Day 93: Back on Track
Well. That was interesting.
If you read the 2+2 Forums enough, eventually you will come across the concept of "life tilt." It's usually used in a humorous/exasperated way, extending the notion of "tilt" in poker (playing in a non-optimal way due to an emotional reaction to circumstances) into the rest of life. The phrase "life tilt" is funny in part because it's so clearly used as hyperbole, e.g.: "The way the guy to my right counted out his stack of hundreds by TWOS put me on life tilt." or "My girlfriend's constant hinting about a ring is putting me on life tilt." (Okay, maybe that last one isn't so much hyperbole for the 2+2 demographic.)
So consider this, to begin with, my confession. My confession of the sin of pride.
I have always claimed to tilt less than most poker players I know. Having seen at least my fair share of bad beats (more than my share? don't we all think so?), the miracle card just doesn't faze me that much. Rude comments don't piss me off enough to affect my game. Needling doesn't get to me. Even playing with people I loathe just doesn't put me off my game the way you might think it would. At the poker table I'm pretty thick-skinned and relatively unflappable. When playing alone at home online, I may rant and rave out loud ~ my array of invective can be quite impressive ~ but I like to think that my play remains pretty steady.
So what the hell happened the last couple of weeks?
Life tilt happened.
There was the incredibly frustrating trip to AC. There were some disappointing developments in my personal life. Logistics got the better of me on a few occasions; things I thought were settled ~ over-and-done ~ turned out to be unfinished business. And I was playing poker with a vengeance: way too much and with the wrong motivation (the desire to make up losses). I was not going to the gym, not sleeping enough, eating like a 400 lb. shut-in, and failing to keep enough company with people who love me and vice versa.
I have known for a while now that I am vulnerable to the cumulative effects of multiple stressors. In the last ten years I've had two episodes of fairly severe depression, both brought on by the convergence of several highly stressful events (in one case, for example: a car accident, quitting a job where my supervisor was a nutcase, and the collapse of a relationship all in the space of a couple of months). What I think I've failed to recognize is the much milder version of the same syndrome. There have been no catastrophes in the last couple of weeks, but the stressometer was definitely starting to redline. And I was not taking the proper steps to manage my response. This is classic vicious circle material.
Naming it does not solve the problem, but it's a start. Okay, so I'm pressing the reset button.
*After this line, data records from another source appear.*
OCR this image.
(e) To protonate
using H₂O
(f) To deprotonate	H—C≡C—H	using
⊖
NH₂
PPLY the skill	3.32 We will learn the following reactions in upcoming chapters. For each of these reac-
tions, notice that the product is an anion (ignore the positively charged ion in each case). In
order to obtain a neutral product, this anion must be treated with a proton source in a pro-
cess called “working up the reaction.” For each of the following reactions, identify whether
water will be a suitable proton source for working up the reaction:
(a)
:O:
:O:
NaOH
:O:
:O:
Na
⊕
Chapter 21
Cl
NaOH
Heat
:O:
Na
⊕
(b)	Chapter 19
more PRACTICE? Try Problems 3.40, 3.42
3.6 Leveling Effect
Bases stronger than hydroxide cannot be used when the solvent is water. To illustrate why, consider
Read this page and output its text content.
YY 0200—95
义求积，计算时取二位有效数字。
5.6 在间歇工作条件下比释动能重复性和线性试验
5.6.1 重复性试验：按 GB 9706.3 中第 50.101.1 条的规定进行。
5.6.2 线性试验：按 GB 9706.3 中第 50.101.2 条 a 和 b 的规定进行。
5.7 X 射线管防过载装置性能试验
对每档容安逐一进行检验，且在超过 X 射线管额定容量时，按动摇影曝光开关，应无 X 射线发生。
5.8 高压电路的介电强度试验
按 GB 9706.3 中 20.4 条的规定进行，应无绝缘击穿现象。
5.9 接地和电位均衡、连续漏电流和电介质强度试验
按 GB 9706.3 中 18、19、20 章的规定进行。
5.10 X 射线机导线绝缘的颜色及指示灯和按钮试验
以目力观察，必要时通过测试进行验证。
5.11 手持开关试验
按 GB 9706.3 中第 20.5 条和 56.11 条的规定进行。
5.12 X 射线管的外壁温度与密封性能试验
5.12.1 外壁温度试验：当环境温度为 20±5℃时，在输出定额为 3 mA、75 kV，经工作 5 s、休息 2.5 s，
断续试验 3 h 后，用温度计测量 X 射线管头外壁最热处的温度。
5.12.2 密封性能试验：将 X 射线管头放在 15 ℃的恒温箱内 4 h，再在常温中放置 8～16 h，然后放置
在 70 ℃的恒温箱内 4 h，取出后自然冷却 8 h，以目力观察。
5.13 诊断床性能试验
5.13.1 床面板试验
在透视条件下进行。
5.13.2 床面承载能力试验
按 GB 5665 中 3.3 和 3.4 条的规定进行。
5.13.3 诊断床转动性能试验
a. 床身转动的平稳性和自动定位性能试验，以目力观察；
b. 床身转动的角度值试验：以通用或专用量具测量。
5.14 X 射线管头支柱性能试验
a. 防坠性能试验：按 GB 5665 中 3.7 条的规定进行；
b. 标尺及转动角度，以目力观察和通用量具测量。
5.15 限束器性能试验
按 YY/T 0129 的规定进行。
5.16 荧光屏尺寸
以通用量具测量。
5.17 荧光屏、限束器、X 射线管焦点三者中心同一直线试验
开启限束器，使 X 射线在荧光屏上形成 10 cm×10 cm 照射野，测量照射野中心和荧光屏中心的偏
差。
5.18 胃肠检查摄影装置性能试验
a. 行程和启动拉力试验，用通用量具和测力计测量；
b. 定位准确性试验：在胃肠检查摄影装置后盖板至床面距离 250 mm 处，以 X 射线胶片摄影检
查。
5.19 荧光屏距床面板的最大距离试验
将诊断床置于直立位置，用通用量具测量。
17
Here's the thing: I cannot sustain this experiment without a high level of self-scrutiny and a degree of self-discipline that I'm simple unaccustomed to exercising. And the key to this is management of my emotional well-being. I'm never going to be a poker genius; I don't have the raw talent and I'm not young enough to bake the skills in so that they are purely intuitive. If I'm going to have any edge at all, it's going to have to come from mental and emotional maturity. That means I must make the things that contribute to strengthening that equanimity a priority ~ a priority way ahead of the actual poker-playing.
To play good poker, my head has to be in a good place. And for my head to be in a good place, I have to be leading a good life. Duh, right?
If it's so easy, let's see you do it.
Labels: balance, discipline, tilt
1 Comments:
I hear ya, Sis. It's not easy; it's hard. So hard, in fact, that I don't bother. If I did, I doubt very much that I would have something to write about.
Seriously, I have been thinking about temperament in regards to playing poker, which may or may not have anything to do with emotional maturity.It may go back to that question you asked a few weeks ago: a writer (artistic) who plays poker or a poker player (strategic) who writes? I'm not so sure that both are always compatible, at least not for me.